全ての演目が終わり舞台を去った踊り子たちには熱烈な拍手が送られた。
持てる全てを出し切って舞台裏で息を切らしていたターニャにもその拍手が届いていた。
「ターニャさん、今日のあなたは本当に素晴らしかった。こうして話すのが気が引けるほどの神々しさに包まれていましたよ」
早々に劇場を離れて2人は人目につかない道を歩いていた。フェリックスは興奮が止まらない様子だ。
「ああ、凄かった! 見てください、私の手は感動したまま震えてます」
無邪気に両手を見せる彼にようやく張り詰めていた緊張がほぐれてきた。
人目につかない道は人目を忍ぶ闇市場に繋がっていた。

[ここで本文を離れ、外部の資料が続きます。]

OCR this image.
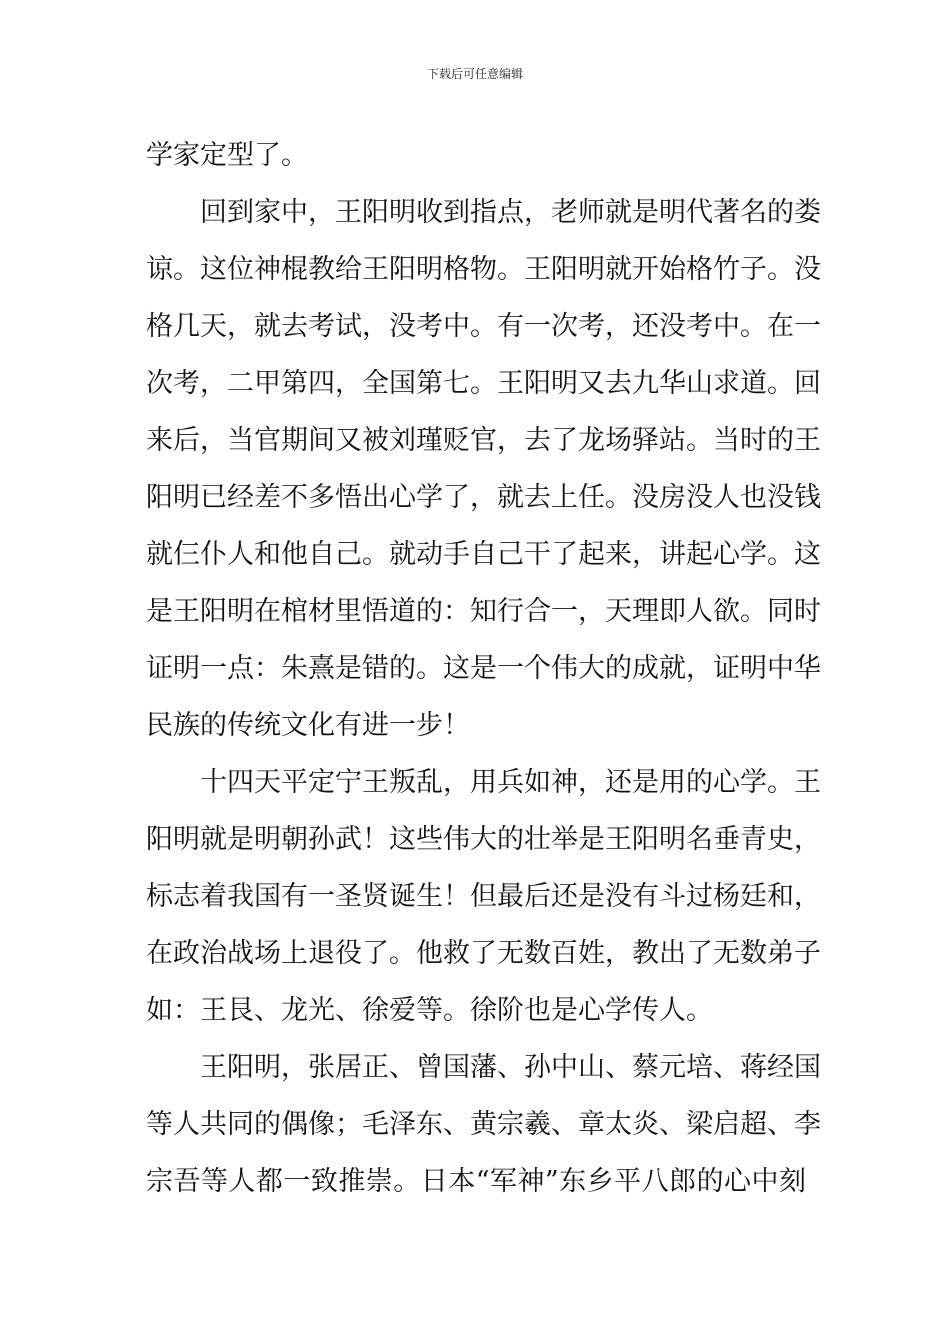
下载后可任意编辑
学家定型了。
回到家中，王阳明收到指点，老师就是明代著名的娄
谅。这位神棍教给王阳明格物。王阳明就开始格竹子。没
格几天，就去考试，没考中。有一次考，还没考中。在一
次考，二甲第四，全国第七。王阳明又去九华山求道。回
来后，当官期间又被刘瑾贬官，去了龙场驿站。当时的王
阳明已经差不多悟出心学了，就去上任。没房没人也没钱
就仨仆人和他自己。就动手自己干了起来，讲起心学。这
是王阳明在棺材里悟道的：知行合一，天理即人欲。同时
证明一点：朱熹是错的。这是一个伟大的成就，证明中华
民族的传统文化有进一步！
十四天平定宁王叛乱，用兵如神，还是用的心学。王
阳明就是明朝孙武！这些伟大的壮举是王阳明名垂青史，
标志着我国有一圣贤诞生！但最后还是没有斗过杨廷和，
在政治战场上退役了。他救了无数百姓，教出了无数弟子
如：王艮、龙光、徐爱等。徐阶也是心学传人。
王阳明，张居正、曾国藩、孙中山、蔡元培、蒋经国
等人共同的偶像；毛泽东、黄宗羲、章太炎、梁启超、李
宗吾等人都一致推崇。日本“军神”东乡平八郎的心中刻
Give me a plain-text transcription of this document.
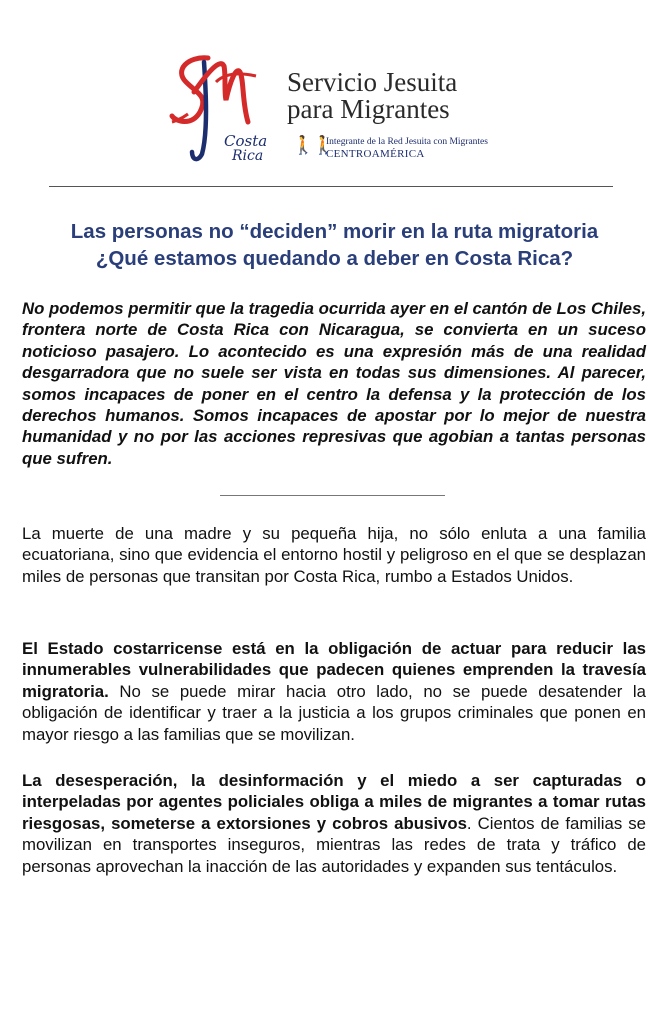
Costa
Rica
Servicio Jesuita
para Migrantes
🚶🚶
Integrante de la Red Jesuita con Migrantes
CENTROAMÉRICA
Las personas no “deciden” morir en la ruta migratoria
¿Qué estamos quedando a deber en Costa Rica?

No podemos permitir que la tragedia ocurrida ayer en el cantón de Los Chiles, frontera norte de Costa Rica con Nicaragua, se convierta en un suceso noticioso pasajero. Lo acontecido es una expresión más de una realidad desgarradora que no suele ser vista en todas sus dimensiones. Al parecer, somos incapaces de poner en el centro la defensa y la protección de los derechos humanos. Somos incapaces de apostar por lo mejor de nuestra humanidad y no por las acciones represivas que agobian a tantas personas que sufren.

La muerte de una madre y su pequeña hija, no sólo enluta a una familia ecuatoriana, sino que evidencia el entorno hostil y peligroso en el que se desplazan miles de personas que transitan por Costa Rica, rumbo a Estados Unidos.

El Estado costarricense está en la obligación de actuar para reducir las innumerables vulnerabilidades que padecen quienes emprenden la travesía migratoria. No se puede mirar hacia otro lado, no se puede desatender la obligación de identificar y traer a la justicia a los grupos criminales que ponen en mayor riesgo a las familias que se movilizan.

La desesperación, la desinformación y el miedo a ser capturadas o interpeladas por agentes policiales obliga a miles de migrantes a tomar rutas riesgosas, someterse a extorsiones y cobros abusivos. Cientos de familias se movilizan en transportes inseguros, mientras las redes de trata y tráfico de personas aprovechan la inacción de las autoridades y expanden sus tentáculos.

こうしたゴミゴミして怪しい市場が好きだというフェリックスは「貴女をお連れするのはどうかと思ったのですが、どうしても見てもらいたくて」と趣味の世界へターニャを誘った。これまで楽しむ場所として見てこなかった市場がフェリックスによって一変したのを感じ、ターニャはとても嬉しくなっていた。
「遠慮せずあなたの好きな場所に連れて行ってください」
素直な気持ちがそう言わせていた。
そこは魔法使いや司祭になりきる事ができる仮装道具店だった。ここには様々な杖のレプリカや魔導書を模した本などが所狭しと並び、魔法の才が無い者が憧れの姿になろうと通っているようだ。
「実は子供の頃から魔法使いに憧れていたんです」と杖と魔導書を手に持ちポーズを決めて見せるフェリックス。ターニャもせっかくなのでと司祭の格好になり、読めない聖典をさも理解しているかのように読み上げるふりをした。
いい大人が時を忘れて仮装ごっこを楽しんだ。
「はあはあ…はしゃぎすぎました。そろそろ次に行きましょうか」
この日のデートコースはフェリックスがしっかりと用意していた。闇市場ならではの珍しいフルーツを食べながら次の店、次の店と見て回る。
「いたいた、彼の歌を聴いて欲しかったんです」
フェリックスが指差す先にはリュートを爪弾く吟遊詩人が数人の観客の前で歌っていた。
聞けばこの吟遊詩人は恋愛歌の皇帝と呼ばれる有名な男性で、闇市場などで隠れて歌を披露している幻の存在なんだそう。
恋愛歌の皇帝が歌っていた曲は、貴族令嬢と敵対する国の戦士の叶わぬ恋愛を描くものだった。
よくある切ない恋愛曲だったがターニャには鋭く刺さった。
自分は父の死の真相究明に命を捧げている。フェリックスはその過程で出会った聖騎士に過ぎない。心惹かれる自分を抑え込んで前に進まねばならない。そう自分に歌い掛けられているような気分になり、急に胸が苦しくなってきた。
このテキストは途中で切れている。